RAYANDBEER, Flickr. CC BY 2.0.
Whalebone Arch in the front of Christ Church Cathedral, Stanley.
Liam Quinn, Flickr. CC BY-SA 2.0.
Centre of Stanley with Christ Church Cathedral.
Liam Quinn, Flickr. CC BY-SA 2.0.
The southernmost Anglican cathedral is Christ Church Cathedral in Stanley, Falkland Islands. This brick and stone building was designed by Sir Arthur Blomfield and constructed in 1892.
Stanley became a capital of Falkland islands in the middle of 19th century. One of the first buildings here was the Exchange Building built in the site of present day cathedral. In 1865 the eastern wing of this wooden building was turned into a church - Holy Trinity Church - which was never consecrated.
Before the construction of Panama Canal Stanley had a significant geopolitical importance - ships stopped here for repairs after the dangerous route around Cape Horn.
Bishop of Falkland Islands felt that the church is too small and in 1882 there was established a church building committee.
Nature speeded up these plans.
The winter of 1886 happened to be very wet, with frequent heavy rains. One day a catastroph happened - a peat layer slided down from the slope of the hill next to Stanley. This landslide destroyed many buildings along its way - including the Holy Trinity Church.
The cooperation of the people on Falkland Islands and assistance from the United Kingdom brought a success. The new church was designed by the famous architect Sir Arthur Blomfield and built from local stone and bricks in 1890 - 1892.
The new church was consecrated in February 21st 1892 by the Bishop Waite Hockin Stirling.
This church has simple interior. The eye is attracted just by the intricate stained glass in the windows (made in 1927, 1958, 1988) and numerous plates along the walls telling about many persons and events.
Interesting is the collection of some 55 hassocks - cushions used while the congregation kneels on while the prayer. These hassocks are knitted by local people and each of them depicts a design or picture that has a connection with Falkland Islands.
The church has been renovated 100 years after its construction - in 1992.
The Shackleton Banner
One of the valuables in the church is a banner of the Order of Garter, bequeathed by Sir Edward Shackleton (1911 - 1994) - a son of the famous explorer of Antarctica Ernest Shackleton.
Order of the Garter is the most prestigious order of chivalry in the United Kingdom, it is existing since 1348. Most banners of this order are located in St George's Chapel at Windsor Palace in England and the banner of Shackleton is the only one in South America.
Edward Shackleton was an active explorer himself and was a president of the Royal Geographic Society in 1971 - 1974. He was knighted in 1974.
In 1975 and also in 1982 Sir Shackleton was invited by the British government to explore the economics of Falkland Islands.
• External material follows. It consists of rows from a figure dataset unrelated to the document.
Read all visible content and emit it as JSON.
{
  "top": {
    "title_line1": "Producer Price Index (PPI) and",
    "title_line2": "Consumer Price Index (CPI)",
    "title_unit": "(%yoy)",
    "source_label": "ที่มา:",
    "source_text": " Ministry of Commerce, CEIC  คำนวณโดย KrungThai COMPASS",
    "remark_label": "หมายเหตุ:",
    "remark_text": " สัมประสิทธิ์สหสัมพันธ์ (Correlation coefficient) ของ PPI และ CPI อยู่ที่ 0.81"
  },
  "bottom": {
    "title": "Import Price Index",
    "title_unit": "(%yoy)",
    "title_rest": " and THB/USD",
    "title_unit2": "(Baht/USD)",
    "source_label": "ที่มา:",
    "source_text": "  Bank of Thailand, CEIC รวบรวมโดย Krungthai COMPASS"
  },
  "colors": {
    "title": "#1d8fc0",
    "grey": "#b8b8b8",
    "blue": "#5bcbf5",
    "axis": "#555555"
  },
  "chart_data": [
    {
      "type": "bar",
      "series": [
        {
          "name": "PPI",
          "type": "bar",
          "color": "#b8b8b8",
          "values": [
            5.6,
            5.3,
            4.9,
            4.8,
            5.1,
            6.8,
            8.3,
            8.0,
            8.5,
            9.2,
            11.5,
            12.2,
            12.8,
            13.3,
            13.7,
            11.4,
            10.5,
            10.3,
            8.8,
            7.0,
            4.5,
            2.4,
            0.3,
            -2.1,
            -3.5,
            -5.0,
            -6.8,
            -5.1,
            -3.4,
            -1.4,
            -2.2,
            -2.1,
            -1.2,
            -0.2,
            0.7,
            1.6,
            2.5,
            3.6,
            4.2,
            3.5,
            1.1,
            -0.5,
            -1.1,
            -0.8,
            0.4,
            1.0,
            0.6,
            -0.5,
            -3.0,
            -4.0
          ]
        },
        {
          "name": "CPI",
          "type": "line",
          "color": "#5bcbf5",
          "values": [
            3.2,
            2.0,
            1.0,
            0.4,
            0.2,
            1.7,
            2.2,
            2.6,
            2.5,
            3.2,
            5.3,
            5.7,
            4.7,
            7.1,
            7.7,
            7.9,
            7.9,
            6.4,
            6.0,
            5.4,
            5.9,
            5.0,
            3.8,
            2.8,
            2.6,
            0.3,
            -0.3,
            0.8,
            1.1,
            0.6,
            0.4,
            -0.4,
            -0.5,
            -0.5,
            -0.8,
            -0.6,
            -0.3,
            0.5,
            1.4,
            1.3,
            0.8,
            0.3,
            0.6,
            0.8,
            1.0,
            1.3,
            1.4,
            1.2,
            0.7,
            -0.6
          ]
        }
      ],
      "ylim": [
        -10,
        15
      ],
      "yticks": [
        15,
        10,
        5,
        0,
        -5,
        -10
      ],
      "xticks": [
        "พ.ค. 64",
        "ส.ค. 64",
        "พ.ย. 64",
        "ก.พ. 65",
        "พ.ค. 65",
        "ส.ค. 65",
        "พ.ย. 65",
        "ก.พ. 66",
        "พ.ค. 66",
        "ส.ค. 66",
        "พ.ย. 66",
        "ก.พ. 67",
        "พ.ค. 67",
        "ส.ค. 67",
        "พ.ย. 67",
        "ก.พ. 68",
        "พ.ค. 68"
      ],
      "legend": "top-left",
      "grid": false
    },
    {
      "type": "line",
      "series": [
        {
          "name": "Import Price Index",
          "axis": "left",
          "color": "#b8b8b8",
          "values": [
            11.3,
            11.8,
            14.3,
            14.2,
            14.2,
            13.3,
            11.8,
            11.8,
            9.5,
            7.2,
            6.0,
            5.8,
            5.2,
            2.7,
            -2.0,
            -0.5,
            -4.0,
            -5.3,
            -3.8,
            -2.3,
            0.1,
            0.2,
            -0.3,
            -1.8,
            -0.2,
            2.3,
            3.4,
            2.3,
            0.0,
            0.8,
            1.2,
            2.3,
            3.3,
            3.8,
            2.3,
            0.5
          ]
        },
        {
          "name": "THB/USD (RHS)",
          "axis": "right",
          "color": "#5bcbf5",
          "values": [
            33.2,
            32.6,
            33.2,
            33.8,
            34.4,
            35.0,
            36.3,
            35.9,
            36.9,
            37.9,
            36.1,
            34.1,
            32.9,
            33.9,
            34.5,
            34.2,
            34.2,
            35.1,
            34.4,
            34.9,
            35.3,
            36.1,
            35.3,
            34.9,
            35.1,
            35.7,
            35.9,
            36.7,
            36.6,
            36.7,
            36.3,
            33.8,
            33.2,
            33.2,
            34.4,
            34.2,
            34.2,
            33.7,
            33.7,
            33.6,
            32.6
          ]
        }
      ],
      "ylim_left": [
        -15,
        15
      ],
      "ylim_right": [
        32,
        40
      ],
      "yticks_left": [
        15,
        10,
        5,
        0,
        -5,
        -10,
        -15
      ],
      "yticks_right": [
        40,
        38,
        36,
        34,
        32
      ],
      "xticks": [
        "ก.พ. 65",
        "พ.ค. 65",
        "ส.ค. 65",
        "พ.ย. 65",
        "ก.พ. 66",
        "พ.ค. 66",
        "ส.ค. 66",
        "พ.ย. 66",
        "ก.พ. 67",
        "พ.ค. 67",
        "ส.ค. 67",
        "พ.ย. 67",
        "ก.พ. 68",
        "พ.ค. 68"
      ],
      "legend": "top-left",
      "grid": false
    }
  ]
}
His proposals included the upgrade of Stanley airfield, licensing of fishing, land reform. His advice has been of great assistance to the economy of Falklands.
Southernmost Anglican cathedral
Christ Church in Stanley is the parish church of the Falkland Islands, South Georgia and the British Antarctic Territories. It is the southernmost Anglican cathedral in the world and one of the smallest Anglican cathedrals.
Bishop of this church now is Archbishop of Canterbury - the principal leader of the Church of England, with his seat 12 655 km far away in London.
The Falklands Conflict between Argentina and United Kingdom started long ago. British captain John Byron claimed the islands in 1765 (one year after the French) but Spain bought the French colony and expelled the Brits in 1770. Spanish settlers withdrew to Argentina in 1811.
In 1820 the islands were claimed by the new nation of Argentina, but in 1833 the islands were regained by British forces.
In 1933, to commemorate 100 years anniversary since this event, there was built an original monument in the front of Christ Church Cathedral - a Whalebone Arch.
It consists of two jawbones of blue whales (Balaenoptera musculus) - the largest mammals of the world. These bones were brought here from South Shetland islands in 1922.
Now this unusual monument is deteriorating and has been coated.